‘Rise of Domestic Terrorism’ is What Happens When We ‘Weaken National Identity’
(CNSNews.com) -- Weakening national identity by emphasizing ethnic groups leads to an increase in domestic terrorism, Heritage Foundation senior fellow Mike Gonzalez stated at an event in Washington last week.
“I believe national identity is the number one issue throughout the West. It is related to terrorists here in the homeland,” he said. "But the question of national identity is much greater.
“The rise in domestic terrorism is but one of the problems that we get into when we weaken national identity and emphasize group rights,” Gonzalez said during a discussion panel hosted by the Heritage Foundation on Thursday entitled “Defeating Islamism in Britain: Assessing David Cameron’s Approach.”
"Elites on both sides of the Atlantic have for the past 30 years carried out a sustained attack on all our institutions, all our traditions. They have deemphasized loyalty to the nation-state and have emphasized loyalty to the ethnic group.
"And they have all too often followed the radical strategy and the dangerous strategy of using immigrants to change demography,” Gonzalez pointed out.
Gonzalez referenced two domestic terrorists: Boston Marathon bomber Dzhokhar Tsarnaev, who has been sentenced to death for the crime, and San Bernardino mass murderer Syed Farook, who was killed along with his wife in a shootout with police.
Tsarnaev, an ethnic Chechen, was born in Russia and emigrated to the U.S. with his parents and older brother and terror co-conspirator, Tamerlan Tsarnaev, when the two were still children.
Farook was born in Chicago to Pakistani immigrant parents. All three homegrown terrorists were raised in the Islamic faith.
“Neither one of these two [Dzokhar Tsarnaev and Farook] were taught to love America,” Gonzalez asserted. “They were not taught the things that were taught back when we had the Ellis Islanders, back when we had the immigration surge of the mid-19th century,” Gonzalez said.
“We knew how to do this. We used to do this really well. We had a model and we abandoned the model.”

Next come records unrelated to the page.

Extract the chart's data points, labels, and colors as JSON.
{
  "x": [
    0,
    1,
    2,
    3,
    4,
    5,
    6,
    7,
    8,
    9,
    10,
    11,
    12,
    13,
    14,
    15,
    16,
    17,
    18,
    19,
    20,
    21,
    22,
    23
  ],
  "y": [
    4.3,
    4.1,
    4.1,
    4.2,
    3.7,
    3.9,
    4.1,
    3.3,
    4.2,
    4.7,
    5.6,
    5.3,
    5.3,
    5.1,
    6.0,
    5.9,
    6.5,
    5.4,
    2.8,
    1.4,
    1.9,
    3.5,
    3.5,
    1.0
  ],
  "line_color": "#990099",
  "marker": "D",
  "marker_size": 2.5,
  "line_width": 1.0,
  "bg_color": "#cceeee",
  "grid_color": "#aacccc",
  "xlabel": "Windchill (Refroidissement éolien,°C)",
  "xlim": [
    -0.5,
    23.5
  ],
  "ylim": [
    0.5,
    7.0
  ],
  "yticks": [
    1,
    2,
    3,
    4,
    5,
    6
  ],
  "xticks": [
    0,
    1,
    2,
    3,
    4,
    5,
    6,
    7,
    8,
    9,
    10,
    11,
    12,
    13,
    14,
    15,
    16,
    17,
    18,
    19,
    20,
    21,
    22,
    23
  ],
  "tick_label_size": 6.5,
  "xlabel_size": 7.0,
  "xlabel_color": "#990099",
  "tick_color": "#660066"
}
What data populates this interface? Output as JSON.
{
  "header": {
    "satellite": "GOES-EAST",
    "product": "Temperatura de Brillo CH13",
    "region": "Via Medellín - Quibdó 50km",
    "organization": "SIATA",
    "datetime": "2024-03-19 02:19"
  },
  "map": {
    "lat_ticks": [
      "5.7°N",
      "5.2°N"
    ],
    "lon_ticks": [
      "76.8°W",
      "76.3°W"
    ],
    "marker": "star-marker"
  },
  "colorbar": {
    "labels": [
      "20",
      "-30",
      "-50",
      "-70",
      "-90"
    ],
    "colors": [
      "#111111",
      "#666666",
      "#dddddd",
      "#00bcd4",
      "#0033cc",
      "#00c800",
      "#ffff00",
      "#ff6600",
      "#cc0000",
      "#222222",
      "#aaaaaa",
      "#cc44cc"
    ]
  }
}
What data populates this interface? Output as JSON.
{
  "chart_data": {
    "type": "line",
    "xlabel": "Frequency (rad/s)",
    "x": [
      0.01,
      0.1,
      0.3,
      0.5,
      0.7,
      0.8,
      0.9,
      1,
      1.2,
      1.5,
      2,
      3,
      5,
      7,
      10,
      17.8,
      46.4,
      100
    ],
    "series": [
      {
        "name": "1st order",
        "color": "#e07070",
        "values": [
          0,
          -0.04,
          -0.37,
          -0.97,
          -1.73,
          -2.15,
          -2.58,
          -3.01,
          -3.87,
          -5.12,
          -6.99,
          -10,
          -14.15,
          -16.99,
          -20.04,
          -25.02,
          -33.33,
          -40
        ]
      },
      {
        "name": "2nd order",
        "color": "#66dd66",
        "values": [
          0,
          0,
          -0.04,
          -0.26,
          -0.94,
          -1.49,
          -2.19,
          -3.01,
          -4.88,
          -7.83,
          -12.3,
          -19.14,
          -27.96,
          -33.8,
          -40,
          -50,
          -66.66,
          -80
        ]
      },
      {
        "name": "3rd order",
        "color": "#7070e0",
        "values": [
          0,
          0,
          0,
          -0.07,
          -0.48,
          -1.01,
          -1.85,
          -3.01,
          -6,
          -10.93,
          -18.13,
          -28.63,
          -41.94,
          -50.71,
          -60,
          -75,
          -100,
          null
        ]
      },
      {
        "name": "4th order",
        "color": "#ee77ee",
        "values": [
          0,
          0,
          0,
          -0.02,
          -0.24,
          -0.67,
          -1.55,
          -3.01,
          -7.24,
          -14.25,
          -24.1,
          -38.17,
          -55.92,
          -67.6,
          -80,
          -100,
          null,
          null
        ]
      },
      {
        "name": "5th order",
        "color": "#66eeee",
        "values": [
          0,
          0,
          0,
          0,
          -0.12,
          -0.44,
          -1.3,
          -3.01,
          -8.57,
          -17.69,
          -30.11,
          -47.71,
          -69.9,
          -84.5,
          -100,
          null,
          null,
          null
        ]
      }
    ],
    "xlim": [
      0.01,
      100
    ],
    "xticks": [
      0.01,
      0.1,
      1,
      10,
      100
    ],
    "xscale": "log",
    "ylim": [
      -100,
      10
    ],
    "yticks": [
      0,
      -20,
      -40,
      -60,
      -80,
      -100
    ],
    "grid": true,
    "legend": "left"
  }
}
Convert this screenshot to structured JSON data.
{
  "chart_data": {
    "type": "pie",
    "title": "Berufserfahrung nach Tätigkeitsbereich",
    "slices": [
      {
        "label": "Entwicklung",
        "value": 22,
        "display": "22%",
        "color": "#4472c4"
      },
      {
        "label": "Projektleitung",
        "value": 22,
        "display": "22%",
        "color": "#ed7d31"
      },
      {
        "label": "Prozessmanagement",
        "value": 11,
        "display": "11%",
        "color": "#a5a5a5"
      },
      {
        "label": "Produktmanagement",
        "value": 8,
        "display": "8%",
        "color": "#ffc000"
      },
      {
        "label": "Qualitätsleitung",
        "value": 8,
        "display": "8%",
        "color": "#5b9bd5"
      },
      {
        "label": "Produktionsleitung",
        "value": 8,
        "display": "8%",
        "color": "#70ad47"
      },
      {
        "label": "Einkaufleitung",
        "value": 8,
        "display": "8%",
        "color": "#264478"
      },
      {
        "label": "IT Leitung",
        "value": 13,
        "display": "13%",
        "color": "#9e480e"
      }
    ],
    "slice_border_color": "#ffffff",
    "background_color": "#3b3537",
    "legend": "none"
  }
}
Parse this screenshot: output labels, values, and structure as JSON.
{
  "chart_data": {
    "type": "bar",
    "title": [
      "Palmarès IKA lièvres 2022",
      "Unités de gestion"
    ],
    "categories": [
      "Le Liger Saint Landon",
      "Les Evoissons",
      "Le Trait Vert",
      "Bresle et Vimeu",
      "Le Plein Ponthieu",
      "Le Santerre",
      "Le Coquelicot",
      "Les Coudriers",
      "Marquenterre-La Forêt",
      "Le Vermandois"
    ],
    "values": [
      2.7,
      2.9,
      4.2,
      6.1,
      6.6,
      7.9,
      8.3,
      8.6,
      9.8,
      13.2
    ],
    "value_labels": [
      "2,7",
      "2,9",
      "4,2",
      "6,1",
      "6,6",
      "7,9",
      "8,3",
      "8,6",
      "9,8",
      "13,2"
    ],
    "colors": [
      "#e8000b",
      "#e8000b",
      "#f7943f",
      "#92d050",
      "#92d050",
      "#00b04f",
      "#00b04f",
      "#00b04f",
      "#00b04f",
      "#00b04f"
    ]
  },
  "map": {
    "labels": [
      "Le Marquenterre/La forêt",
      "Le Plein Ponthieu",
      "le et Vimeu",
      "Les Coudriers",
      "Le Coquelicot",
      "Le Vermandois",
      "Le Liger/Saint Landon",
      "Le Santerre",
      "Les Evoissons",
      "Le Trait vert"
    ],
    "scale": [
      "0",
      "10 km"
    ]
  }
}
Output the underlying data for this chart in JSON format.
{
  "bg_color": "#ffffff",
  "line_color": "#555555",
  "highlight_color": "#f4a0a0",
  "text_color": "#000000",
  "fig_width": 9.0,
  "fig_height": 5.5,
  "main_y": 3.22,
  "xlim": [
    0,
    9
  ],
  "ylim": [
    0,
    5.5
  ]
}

Gonzalez told CNSNews.com that “there was always an assimilationist push that came out from authorities. In the 19th century, we had the common schools that not only taught writing and arithmetic, but also taught American values.”
He said that during the 1890s and into the early 1900s, both Democratic and Republican politicians openly advocated for the assimilation of Ellis Island immigrants, stressing how important it was for these new Americans to embrace their adopted country and learn American civic values.
“I think we’ve always had that, and sadly we have deemphasized that in the last few decades,” Gonzalez said.
In teaching immigrant children and the children of immigrants, “we need to find a right balance,” he continued. “How to honor the land of their ancestors and how to love their new country and have a patriotic love of their new country.”
Gonzalez, who writes commentary for the Daily Signal and has also authored A Race for the Future: How Conservatives Can Break the Liberal Monopoly on Hispanic Americans, laid blame for the current lack of assimilation on the heads of government officials in both the United States and Europe.
The United States government “systematically divided the country into ethnic groups back in the `80s when the bureaucracy and the academics created out of whole cloth in some way five officially recognized groups: African Americans, Hispanics, whites, Native Americans and Asians.
“Membership in these groups are a factor considered in the most important issues of our lives, actually — university admissions, who gets hired, who receives a contract, who gets promoted,” Gonzalez pointed out.
“We can stop the Census Bureau from forcing us to [check] boxes and dividing us into groups. Obviously, affirmative action is a way that induces people to divide into groups because you get benefits if you divide into groups,” he told CNSNews.com.
Citing the writings of Martin Jay, a history professor at University of California, Berkeley, Gonzalez argued that “the Left created these groups to amass power.”
He said Jay has written about how proponents of traditional Marxism in the 1960s realized that most working class voters in America rejected the narrative required for the success of their Marxist agenda. So they shifted their focus to groups with perceived grievances, such as “students, blacks and other minority groups.”